押し付けられた焼き菓子の容器。開くと甘い香りを俺の部屋に漂わせる。


『…甘い』


1口齧ると、バニラの甘い味が口いっぱいに広がる。
俺は心がきゅっとする感覚を気付かないふり。


{もう、光!ちゃんとお礼言ったの?}


『…趣味の延長だろ、俺に渡すのも。』


部屋に入ってきた母親が飲み物ついでにあてつけを残していく。

俺だって、もう少し素直になりたいと思う。
でも、素直に生きられるようには育ってない。


"美味かったよ"


LINEを送る。

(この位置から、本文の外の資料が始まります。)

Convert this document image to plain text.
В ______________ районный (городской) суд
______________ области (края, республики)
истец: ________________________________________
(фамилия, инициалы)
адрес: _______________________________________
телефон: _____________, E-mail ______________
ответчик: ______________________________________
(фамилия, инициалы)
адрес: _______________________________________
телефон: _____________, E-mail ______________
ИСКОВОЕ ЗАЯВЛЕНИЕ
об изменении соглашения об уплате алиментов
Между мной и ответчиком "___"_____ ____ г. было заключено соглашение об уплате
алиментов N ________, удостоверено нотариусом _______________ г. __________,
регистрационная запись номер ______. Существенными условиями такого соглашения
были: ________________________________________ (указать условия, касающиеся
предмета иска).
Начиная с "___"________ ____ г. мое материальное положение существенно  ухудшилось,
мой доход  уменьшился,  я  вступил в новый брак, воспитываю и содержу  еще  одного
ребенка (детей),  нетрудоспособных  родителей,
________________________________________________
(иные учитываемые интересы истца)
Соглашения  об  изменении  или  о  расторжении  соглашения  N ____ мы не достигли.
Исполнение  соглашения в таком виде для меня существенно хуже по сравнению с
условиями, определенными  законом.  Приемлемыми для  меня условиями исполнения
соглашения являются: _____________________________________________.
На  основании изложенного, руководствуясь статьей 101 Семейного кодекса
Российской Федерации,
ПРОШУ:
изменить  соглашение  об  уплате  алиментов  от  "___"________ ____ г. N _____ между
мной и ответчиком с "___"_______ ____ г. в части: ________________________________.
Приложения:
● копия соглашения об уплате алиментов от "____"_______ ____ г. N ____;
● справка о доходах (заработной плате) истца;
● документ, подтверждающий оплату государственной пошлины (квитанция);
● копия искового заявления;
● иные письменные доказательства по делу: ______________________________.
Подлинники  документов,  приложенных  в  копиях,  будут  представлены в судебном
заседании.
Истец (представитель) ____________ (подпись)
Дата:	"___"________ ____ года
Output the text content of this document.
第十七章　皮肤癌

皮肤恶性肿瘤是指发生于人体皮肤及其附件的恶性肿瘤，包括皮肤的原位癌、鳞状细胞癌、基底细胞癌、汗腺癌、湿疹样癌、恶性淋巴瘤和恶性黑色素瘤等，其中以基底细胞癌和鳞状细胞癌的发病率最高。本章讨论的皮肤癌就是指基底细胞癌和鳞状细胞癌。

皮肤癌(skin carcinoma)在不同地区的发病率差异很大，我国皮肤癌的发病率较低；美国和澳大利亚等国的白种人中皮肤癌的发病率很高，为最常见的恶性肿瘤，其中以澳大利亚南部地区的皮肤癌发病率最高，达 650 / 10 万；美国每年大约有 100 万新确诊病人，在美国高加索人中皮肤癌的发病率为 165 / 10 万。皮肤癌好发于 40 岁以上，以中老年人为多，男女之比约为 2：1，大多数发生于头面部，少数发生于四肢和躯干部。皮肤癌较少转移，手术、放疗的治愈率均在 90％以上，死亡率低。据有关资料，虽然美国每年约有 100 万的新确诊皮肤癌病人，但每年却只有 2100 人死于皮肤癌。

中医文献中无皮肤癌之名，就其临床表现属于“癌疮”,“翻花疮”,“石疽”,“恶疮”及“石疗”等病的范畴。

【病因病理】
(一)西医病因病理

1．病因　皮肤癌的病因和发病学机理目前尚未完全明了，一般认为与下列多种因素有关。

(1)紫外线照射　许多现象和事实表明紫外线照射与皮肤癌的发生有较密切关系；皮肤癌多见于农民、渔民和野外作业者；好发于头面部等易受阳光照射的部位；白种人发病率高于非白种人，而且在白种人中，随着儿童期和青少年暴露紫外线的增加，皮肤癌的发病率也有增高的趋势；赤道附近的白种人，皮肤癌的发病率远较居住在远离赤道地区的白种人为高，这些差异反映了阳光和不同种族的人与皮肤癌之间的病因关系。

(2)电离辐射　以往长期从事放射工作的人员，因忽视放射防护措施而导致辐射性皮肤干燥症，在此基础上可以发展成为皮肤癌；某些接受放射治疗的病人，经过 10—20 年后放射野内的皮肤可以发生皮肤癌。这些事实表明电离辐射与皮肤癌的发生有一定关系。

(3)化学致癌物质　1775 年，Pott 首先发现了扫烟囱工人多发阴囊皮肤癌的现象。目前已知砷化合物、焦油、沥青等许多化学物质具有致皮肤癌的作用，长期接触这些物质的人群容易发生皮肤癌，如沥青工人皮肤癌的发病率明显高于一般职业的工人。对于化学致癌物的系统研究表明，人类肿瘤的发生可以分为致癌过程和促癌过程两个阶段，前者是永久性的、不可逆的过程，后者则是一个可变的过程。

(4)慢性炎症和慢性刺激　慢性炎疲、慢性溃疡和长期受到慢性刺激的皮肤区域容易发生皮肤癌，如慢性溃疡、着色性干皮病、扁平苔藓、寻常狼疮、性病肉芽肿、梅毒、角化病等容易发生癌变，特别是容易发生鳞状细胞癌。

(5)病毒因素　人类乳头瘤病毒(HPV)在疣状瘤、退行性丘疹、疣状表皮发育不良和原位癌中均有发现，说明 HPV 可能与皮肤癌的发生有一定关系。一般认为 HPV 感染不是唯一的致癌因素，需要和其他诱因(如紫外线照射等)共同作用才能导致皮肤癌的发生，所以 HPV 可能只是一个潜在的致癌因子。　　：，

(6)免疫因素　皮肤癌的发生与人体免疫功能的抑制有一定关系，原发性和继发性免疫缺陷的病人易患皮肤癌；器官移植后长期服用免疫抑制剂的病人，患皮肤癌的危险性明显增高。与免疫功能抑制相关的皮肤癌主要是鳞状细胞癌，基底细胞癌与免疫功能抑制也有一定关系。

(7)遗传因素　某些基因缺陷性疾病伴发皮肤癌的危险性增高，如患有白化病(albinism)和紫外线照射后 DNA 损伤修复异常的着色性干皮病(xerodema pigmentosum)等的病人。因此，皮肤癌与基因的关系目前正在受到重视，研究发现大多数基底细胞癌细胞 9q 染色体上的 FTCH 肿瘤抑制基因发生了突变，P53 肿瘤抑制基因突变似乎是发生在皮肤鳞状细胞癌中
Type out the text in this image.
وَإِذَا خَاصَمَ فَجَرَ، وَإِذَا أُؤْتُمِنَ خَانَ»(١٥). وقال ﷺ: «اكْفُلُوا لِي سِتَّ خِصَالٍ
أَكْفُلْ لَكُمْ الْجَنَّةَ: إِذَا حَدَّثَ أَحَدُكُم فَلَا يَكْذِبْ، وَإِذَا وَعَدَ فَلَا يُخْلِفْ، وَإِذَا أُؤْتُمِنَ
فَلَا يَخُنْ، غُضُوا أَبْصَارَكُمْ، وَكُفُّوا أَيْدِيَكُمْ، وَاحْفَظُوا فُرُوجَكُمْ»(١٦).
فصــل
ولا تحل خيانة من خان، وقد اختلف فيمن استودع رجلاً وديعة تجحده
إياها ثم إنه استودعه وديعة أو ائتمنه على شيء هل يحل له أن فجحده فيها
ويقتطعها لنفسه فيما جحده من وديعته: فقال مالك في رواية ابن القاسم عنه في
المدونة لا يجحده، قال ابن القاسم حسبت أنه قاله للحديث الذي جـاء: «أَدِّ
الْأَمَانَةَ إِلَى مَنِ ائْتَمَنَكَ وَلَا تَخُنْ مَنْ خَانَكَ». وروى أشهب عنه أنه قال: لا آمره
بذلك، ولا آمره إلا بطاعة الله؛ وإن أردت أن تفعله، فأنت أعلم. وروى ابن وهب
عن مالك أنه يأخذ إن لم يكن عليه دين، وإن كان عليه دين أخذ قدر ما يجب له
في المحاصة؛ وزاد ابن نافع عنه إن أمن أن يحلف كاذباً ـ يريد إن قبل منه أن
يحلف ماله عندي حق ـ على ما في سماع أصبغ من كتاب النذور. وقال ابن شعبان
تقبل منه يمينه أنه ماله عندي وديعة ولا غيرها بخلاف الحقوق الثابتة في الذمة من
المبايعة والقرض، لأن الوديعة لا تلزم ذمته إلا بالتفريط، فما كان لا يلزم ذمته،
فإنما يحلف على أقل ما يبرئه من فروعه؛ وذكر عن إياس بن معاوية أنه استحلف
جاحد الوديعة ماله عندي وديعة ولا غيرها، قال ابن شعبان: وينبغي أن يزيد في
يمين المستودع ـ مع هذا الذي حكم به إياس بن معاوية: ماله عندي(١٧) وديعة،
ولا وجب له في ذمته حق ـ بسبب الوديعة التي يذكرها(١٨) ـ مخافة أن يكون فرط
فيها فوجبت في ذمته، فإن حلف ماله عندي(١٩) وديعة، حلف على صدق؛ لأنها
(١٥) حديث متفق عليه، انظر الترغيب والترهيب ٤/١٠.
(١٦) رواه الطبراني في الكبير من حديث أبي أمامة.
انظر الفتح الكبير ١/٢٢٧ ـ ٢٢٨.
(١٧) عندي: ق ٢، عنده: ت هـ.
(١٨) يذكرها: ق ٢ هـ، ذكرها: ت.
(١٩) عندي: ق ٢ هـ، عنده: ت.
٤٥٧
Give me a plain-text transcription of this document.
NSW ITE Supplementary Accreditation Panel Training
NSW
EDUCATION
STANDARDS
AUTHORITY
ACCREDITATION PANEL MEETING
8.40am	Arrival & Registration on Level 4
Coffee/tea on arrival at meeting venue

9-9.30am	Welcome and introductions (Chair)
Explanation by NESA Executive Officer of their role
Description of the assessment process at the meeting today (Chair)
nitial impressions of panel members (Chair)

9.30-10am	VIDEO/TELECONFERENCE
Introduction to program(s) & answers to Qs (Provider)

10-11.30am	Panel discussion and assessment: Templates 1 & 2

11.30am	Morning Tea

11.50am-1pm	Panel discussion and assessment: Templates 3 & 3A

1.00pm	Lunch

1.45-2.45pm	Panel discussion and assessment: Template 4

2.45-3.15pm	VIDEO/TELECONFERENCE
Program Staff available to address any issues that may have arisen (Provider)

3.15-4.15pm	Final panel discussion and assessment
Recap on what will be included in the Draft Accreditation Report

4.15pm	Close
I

これが俺の精一杯の素直。


"嘘つき。甘いの嫌いでしょ😡"


〇〇からの返信に俺は吹き出しそうになる。
1人、部屋の中でにやにやしてしまうから、困ってしまう。


"俺でも食べれたよ"


可愛げのある返事は薮に聞けばいいやとか、
そういう事を思いながら可愛くない返事を送る。


"また明日、持ってくかも"


どうせまた、この部屋に何も言わずに来るのだろう。
その時はいつもと違う言葉で迎えられるだろうか。


『……甘いな。』


もう一口、もう一口を繰り返すとすべて食べきってしまう。


"また待ってるよ"


そのままiPhoneを手放して、教科書に手を伸ばす。
きっと、既読がついているであろうLINE。返信は来ない。

もし、彼女になっていたとしたら、この後も返信は来るのだろうか。

そうこうしていれば3時間は過ぎていた。


『……甘いもの、食べてーな。』


食べ終わった空の容器を持って部屋を出る。
流しで洗って、拭きあげて、家を出る。

まだ余ってたら、また貰ってこよう。
そうしたら、少しは話せるのか?そんな期待をする。